An inquiry published its findings early last year in the wake of a massive scandal. It had been commissioned to look into standards of practice and made recommendations for significant cultural change, as well as new legislation.
The reputation of the sector had been gravely damaged. Trust had fallen to a new low and shocking malpractice was exposed.
The report highlighted that risks and rewards had been out of kilter. The actions of regulators were called into question. Concerns were expressed about appropriate support for staff raising concerns.
Specific recommendations included: new powers for regulators; holding individuals more to account; new criminal offences; new tools and “special measures”; relinquishing political control; and more accountability.
Sound familiar?

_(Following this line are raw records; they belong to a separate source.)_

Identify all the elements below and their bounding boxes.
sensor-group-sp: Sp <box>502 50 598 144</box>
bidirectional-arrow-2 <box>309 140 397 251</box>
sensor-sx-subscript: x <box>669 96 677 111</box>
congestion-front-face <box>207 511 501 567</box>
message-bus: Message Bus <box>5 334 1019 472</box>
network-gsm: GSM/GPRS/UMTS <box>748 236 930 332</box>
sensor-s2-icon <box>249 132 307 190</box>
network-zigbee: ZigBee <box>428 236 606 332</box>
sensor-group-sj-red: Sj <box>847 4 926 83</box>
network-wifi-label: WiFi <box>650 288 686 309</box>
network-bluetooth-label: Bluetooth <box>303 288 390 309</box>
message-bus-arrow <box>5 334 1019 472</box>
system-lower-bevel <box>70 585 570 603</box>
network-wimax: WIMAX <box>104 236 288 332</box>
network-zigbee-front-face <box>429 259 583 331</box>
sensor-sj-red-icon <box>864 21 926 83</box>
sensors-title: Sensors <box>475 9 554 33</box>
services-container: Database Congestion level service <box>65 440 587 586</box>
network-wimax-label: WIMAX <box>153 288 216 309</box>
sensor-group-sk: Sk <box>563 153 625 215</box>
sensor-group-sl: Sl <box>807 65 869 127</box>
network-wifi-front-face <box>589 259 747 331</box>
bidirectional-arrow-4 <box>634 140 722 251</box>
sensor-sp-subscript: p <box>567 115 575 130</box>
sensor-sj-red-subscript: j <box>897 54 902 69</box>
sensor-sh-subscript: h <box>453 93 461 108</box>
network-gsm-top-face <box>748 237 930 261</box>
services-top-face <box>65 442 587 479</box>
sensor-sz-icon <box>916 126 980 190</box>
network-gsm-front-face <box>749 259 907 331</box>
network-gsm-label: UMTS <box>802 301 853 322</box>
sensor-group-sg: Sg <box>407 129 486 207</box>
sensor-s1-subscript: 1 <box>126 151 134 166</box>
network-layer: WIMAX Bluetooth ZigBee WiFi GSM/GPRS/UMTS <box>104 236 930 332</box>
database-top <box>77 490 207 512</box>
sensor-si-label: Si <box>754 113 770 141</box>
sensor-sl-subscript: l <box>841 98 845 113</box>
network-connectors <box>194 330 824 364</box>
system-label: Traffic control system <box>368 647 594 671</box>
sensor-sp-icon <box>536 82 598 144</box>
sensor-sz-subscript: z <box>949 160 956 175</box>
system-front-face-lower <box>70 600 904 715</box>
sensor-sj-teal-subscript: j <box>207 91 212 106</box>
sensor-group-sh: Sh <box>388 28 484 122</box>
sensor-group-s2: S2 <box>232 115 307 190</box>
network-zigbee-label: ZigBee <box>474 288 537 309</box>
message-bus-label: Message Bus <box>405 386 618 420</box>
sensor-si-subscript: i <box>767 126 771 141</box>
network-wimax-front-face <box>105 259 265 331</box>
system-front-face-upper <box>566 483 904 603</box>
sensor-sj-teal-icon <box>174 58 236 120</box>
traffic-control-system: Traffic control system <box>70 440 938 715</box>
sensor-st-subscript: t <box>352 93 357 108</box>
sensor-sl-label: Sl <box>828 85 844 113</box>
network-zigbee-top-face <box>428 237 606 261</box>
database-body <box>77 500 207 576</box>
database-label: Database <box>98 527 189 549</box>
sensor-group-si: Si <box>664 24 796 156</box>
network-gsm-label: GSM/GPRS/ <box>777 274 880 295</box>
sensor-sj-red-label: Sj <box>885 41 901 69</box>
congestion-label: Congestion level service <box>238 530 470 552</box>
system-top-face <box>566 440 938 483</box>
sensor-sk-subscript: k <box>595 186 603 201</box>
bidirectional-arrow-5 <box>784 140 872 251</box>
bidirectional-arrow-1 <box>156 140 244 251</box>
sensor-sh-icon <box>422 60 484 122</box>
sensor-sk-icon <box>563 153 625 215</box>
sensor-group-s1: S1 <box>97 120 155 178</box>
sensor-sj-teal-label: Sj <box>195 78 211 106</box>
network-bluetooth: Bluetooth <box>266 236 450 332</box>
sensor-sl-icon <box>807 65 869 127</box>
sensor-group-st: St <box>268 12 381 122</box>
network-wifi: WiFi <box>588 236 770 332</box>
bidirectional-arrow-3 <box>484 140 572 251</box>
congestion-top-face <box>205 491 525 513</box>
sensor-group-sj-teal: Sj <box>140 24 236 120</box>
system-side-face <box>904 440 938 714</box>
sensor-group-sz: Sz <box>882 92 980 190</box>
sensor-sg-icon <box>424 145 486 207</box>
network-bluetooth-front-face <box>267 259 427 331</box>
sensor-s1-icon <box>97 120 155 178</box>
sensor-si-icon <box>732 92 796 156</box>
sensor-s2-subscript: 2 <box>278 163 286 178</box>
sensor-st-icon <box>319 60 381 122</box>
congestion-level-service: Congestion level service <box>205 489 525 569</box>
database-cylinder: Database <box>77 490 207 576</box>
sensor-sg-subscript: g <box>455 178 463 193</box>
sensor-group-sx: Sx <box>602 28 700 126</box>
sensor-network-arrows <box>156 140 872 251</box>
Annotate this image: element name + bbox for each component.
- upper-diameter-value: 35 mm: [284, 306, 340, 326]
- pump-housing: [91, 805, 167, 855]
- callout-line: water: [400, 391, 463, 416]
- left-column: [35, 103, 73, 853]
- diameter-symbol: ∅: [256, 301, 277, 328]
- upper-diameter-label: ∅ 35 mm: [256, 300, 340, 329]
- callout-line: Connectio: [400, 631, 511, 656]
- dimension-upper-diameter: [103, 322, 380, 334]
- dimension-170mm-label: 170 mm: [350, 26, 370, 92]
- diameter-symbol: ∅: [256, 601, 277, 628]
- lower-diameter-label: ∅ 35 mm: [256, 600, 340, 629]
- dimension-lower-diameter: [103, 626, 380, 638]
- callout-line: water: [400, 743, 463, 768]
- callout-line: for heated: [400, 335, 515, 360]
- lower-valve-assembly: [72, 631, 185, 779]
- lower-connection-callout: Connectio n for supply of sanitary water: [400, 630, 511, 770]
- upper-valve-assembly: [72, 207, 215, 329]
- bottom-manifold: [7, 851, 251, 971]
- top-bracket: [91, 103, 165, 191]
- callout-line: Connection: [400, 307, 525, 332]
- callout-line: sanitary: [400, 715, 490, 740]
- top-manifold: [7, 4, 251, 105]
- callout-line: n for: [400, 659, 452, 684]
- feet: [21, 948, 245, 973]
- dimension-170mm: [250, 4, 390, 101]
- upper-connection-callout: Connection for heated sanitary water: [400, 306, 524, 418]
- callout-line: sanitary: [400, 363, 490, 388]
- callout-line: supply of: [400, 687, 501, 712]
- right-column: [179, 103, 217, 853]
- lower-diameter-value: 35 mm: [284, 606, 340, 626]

But here’s the thing: it’s not about health, it’s about banks.
Like the NHS, the banking sector was subject to significant scrutiny of its culture in 2013.
Change takes time
The parliamentary commission report on banking standards acknowledged that profound cultural change takes time and effort over many years.
There were calls for banks to re-evaluate their core purpose and the values which should define behavioural expectations and norms.
But I think there is a significant difference between the banking review and the NHS.
I’m not that close to the banking sector but what seems different is the lack of proliferation of further banking reports, adding more and more diagnosis and complexity, as well as sometimes superficial or simplistic solutions to “fix” the problem.
Indeed, the banking commission emphasised that profound change takes time.
It seems to me that almost every week there are reports from various commentators – all legitimately pointing out where the NHS doesn’t get it right – mostly presenting “checklist” solutions and recommendations or recasting existing research as “new” findings.
Most also make the mistake of assuming the NHS is one single organisation rather than the complex system we know it to be.
We know that the culture, systems and processes that exist in a GP practice, a community clinic, a physiotherapy unit, a district hospital, a teaching hospital, a rural mental health facility and clinical commissioning group are all different.
They have common challenges but with different histories, leadership models and priorities.
Let me help confirm the diagnosis:
- Funding is limited and demographic changes affect the way care is provided. The NHS needs to change the way it delivers services, with effective people management playing a key part.
- Checklists, policies and procedures do not work in isolation. Change needs strong leadership.
- Leadership is the embodiment of culture. Real change will require culture change and it starts with leaders.
- Better staff engagement is essential. We know engaged staff lead to patients reporting better care.
- Regulation has a part to play but is not sufficient and is not a substitute for action by individuals and organisations.
- We need to invest more in line managers, training and development. Most are clinicians too and it is tough combining both roles. We need to support them, not blame them.
- We need greater patient involvement; learning from patient feedback goes hand in hand with listening to staff.
- We need to recruit, appraise and develop for the right values.
There you go – it’s enough to be getting on with isn’t it?
Time, space and support
In fact there has already been progress. A report by the Nuffield Trust highlights change to organisational culture already evident.
We know the diagnosis, we have collected the prescription and it’s starting to work.
Now instead of more reports – which we will all no doubt warmly welcome – let’s give our managers and leaders the time, space, support and encouragement to make a generational change and praise them when they do it well.
This blog appeared as an article in the Health Service Journal on 14 February 2014.